Non conosco l’uccello che vola
basso sopra il raccordo autostradale
si ferma e poi con la sua lunga ala
abbatte tutte le scene cittadine
– di molte cose non conosco il nome
ma so che oggi è finita un’epoca,
so che lui scriverà ancora ma questo
non lo salverà, so che avremmo potuto
dire di più e che nel guanto di queste
ispirazioni imperiture c’è l’estremo
tentativo di conciliare la vita
con la violenta gratitudine di morire.
E a questo punto tutte
sono ostili figure da taglio:
il povero sul ciglio, la donna in procinto
di spegnersi alla finestra
– o dentro la sacrestia, tutte le sere
e quelli che fanno della noia
il sufficiente nutrimento.
*
Ripensare ai bambini così,
molte fasi lunari da attraversare
col brillio dei piedi piccoli
diamanti della costa ornati
e alcune sere davanti
accaldati dopo il gioco poi
attratti dalla marea, a mano
a mano che monta l’estate
sereni e vuoti quei pensieri
sul pelo dell’acqua viaggiano
ed il tempo ci occorre
adesso
per gonfiare i petti e rincorrere
dalla fine dell’orizzonte
le idee che crescono:
percepire della leggerezza
la puntura, subire la letizia
senza piegarci mai.
*
Amarti è di nuovo covare
la nausea del non capire,
è l’aver smarrito
il sentiero scavato
dall’aratro, è chiederti
quanti sono i superstiti,
spegnere la luce, abbandonarsi
nel sonno alla strage.
*
Lasciatemi dire
la foglia immarcescente
la processione degli orfani e delle spose,
lasciatemi fare l’umano e capire
che non si può bastare a nessuno.
*
E saprai di quella migrazione verso
lo strisciare nella pazienza, saprai
come guaisce il piacere di uccidere
mentre leali puntiamo alla gola:
così, tenendosi allo specchio,
nascondendo le lame tra le guance,
avvicinando il naso al vetro,
sgonfiando il petto, facendo
col fiato una macchia, scrivendoci dentro la pena.
*
A noi piace il mare.
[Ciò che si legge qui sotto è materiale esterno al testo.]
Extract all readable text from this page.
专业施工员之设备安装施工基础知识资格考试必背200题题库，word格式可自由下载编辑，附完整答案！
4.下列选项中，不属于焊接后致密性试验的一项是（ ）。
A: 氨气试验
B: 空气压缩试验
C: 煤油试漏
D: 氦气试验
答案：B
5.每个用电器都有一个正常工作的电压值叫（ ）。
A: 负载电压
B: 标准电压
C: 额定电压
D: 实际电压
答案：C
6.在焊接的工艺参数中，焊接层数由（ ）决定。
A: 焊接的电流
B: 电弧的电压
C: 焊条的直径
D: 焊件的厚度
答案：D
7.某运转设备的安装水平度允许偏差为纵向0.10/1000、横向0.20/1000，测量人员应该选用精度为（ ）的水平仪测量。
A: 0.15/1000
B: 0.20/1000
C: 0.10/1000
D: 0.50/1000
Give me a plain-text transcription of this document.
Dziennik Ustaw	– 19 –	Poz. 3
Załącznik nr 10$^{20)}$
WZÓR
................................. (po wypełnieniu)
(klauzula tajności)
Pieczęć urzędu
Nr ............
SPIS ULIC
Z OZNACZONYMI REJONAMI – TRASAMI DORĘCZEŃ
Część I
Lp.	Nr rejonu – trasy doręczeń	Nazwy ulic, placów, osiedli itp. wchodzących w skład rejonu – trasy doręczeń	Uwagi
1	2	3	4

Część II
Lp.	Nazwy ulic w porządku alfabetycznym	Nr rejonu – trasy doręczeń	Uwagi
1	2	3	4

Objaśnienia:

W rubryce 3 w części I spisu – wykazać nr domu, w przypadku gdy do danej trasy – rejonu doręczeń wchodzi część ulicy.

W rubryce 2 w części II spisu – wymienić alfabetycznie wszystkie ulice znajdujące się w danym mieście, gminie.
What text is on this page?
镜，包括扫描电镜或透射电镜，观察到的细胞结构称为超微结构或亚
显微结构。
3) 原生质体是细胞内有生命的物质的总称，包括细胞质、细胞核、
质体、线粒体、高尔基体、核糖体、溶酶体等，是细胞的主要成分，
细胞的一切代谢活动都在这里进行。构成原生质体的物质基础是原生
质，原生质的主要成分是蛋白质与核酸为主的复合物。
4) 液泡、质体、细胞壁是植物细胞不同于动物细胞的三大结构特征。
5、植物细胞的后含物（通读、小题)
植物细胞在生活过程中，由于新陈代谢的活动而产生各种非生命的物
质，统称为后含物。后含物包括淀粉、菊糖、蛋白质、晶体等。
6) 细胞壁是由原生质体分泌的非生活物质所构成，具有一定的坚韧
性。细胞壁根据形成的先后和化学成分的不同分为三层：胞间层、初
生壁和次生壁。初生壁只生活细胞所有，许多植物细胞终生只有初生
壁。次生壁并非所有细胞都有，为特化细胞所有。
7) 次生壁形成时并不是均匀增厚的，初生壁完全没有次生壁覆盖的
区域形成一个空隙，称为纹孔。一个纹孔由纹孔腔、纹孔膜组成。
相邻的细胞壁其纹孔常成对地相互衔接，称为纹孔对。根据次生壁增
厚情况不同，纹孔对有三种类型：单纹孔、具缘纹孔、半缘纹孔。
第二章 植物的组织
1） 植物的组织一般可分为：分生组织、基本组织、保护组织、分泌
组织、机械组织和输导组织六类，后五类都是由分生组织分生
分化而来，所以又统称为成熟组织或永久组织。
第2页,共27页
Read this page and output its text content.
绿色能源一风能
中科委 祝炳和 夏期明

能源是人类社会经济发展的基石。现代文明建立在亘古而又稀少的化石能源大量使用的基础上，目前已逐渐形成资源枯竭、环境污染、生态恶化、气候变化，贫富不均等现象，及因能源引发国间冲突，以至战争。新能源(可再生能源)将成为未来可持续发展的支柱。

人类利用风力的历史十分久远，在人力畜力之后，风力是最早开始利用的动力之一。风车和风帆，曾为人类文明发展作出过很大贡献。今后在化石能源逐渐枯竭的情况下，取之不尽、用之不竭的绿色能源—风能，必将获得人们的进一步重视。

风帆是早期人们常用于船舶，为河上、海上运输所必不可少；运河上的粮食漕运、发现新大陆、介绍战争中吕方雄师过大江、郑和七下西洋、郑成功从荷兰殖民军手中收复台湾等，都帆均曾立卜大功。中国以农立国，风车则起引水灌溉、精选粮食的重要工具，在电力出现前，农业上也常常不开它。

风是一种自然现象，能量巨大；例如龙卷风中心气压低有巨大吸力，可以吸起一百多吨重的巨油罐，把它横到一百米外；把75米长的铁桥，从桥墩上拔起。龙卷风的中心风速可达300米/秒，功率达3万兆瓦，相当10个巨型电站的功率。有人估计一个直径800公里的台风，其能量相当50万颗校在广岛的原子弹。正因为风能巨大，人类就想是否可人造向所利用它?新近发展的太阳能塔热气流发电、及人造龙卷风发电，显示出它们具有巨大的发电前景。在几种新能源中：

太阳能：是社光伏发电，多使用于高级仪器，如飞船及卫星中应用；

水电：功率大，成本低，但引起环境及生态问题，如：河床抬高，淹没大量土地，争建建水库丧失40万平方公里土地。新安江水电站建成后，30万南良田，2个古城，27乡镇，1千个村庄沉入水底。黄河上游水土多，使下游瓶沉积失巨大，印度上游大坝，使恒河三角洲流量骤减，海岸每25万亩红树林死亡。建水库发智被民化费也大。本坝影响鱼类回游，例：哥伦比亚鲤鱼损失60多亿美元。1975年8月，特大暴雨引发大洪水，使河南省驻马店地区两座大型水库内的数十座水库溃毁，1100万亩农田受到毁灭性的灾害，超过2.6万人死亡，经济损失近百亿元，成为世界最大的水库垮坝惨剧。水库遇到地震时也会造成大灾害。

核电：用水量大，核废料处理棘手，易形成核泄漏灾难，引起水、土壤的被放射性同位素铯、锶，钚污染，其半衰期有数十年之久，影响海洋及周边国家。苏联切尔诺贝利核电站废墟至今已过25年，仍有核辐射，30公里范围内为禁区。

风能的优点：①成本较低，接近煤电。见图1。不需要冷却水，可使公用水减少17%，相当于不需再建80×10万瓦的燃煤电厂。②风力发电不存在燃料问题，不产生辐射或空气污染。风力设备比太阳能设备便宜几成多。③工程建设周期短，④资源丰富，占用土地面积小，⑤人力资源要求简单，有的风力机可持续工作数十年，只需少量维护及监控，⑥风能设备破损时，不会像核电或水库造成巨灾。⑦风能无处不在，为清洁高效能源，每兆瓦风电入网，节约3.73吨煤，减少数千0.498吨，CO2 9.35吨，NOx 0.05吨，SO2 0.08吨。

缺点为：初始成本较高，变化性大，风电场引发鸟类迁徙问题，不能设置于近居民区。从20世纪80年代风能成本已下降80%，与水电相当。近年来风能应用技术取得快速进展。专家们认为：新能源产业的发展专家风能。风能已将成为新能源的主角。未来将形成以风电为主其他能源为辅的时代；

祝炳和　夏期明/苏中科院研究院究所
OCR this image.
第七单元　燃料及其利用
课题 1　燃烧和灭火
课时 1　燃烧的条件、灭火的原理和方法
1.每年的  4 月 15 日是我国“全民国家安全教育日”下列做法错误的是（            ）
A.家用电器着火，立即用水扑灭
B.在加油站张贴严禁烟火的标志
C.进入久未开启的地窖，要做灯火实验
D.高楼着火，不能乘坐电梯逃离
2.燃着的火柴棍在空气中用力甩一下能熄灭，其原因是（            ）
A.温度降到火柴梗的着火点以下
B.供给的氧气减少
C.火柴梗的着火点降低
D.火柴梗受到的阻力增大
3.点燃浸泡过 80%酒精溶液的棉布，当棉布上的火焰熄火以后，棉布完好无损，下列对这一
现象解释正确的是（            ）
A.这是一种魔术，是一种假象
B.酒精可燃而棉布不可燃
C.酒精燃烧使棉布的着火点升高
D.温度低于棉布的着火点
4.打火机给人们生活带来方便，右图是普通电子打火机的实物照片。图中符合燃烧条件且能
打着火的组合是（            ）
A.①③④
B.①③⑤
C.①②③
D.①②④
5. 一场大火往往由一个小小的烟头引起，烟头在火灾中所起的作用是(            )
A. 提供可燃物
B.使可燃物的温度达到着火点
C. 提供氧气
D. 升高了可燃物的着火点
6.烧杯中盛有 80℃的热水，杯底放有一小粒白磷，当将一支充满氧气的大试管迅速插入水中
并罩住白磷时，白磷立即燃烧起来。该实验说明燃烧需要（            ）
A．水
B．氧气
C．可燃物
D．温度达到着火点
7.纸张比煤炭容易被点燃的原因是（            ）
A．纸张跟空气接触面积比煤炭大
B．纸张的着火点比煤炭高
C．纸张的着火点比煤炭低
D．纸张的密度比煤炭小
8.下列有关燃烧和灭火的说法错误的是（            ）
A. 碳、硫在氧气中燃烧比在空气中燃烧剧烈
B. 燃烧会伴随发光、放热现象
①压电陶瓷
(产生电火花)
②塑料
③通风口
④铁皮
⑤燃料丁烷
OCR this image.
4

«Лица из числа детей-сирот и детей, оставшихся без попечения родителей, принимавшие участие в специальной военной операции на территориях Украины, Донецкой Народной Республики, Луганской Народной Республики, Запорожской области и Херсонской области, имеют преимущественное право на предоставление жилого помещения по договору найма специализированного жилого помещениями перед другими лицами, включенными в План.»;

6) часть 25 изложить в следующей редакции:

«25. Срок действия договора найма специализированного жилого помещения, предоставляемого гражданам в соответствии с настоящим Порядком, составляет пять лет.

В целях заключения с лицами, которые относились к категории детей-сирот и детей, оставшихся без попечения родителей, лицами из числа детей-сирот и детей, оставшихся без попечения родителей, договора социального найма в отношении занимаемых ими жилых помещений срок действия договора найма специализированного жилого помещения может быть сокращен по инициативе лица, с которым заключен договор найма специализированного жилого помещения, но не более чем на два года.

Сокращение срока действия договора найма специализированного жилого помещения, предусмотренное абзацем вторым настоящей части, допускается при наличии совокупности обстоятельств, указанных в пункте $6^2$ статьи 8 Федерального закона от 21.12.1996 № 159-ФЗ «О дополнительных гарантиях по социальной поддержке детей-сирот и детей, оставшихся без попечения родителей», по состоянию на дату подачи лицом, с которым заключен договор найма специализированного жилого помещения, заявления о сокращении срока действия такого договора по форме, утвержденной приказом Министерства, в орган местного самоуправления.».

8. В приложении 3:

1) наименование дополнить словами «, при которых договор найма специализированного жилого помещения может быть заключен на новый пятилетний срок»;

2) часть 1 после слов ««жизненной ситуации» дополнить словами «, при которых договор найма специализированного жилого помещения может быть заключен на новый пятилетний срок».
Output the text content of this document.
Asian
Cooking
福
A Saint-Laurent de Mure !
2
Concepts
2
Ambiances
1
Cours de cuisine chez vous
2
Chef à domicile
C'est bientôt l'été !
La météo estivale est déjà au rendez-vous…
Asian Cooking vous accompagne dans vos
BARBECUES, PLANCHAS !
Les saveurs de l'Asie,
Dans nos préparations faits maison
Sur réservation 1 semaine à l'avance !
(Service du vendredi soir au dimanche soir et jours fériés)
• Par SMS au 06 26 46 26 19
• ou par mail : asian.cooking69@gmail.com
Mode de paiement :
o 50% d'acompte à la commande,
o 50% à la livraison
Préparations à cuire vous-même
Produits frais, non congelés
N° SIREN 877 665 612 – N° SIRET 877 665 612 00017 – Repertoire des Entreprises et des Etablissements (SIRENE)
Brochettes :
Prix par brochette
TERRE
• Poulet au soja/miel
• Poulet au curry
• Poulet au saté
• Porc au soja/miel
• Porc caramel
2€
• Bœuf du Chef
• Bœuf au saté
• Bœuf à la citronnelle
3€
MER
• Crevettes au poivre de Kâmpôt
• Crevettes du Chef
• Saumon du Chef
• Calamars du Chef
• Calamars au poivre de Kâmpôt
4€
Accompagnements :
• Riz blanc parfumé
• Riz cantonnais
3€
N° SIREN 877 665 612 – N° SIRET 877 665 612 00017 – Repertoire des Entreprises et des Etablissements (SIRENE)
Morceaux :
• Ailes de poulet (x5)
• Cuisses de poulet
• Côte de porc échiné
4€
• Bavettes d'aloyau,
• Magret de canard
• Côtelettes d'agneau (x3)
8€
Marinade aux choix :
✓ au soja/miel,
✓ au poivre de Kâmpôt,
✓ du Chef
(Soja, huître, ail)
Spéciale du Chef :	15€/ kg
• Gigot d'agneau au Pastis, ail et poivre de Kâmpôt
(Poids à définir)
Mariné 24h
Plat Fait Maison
Questa terra arida
putrida non la tradiamo. In via S. Giacomo
i tossici del Sud sono piccoli e quasi
scompaiono dietro uccelli di carta:
non un commento, non uno, sugli avanzi
della festa. Solo si sbucciano la pelle,
provano pietà per il cane zoppo. Qui
pure le periferie sono insignificanti,
girotondi cruciali tra quattro cortili,
paralizzate possibilità.
*
All’occorrenza il tuo cranio diventa
una sfera colorata, maiolica con la frattura:
è quello il punto esatto in cui la debolezza
abdica e tutti i manifesti volano via
angeli di carta ci premono la nuca
sul bordo tagliente della gioia.
(1) Queste poesie, scelte dall’autrice per F.P., sono tratte dal volume Temeraria gioia (Giuliano Ladolfi, 2017).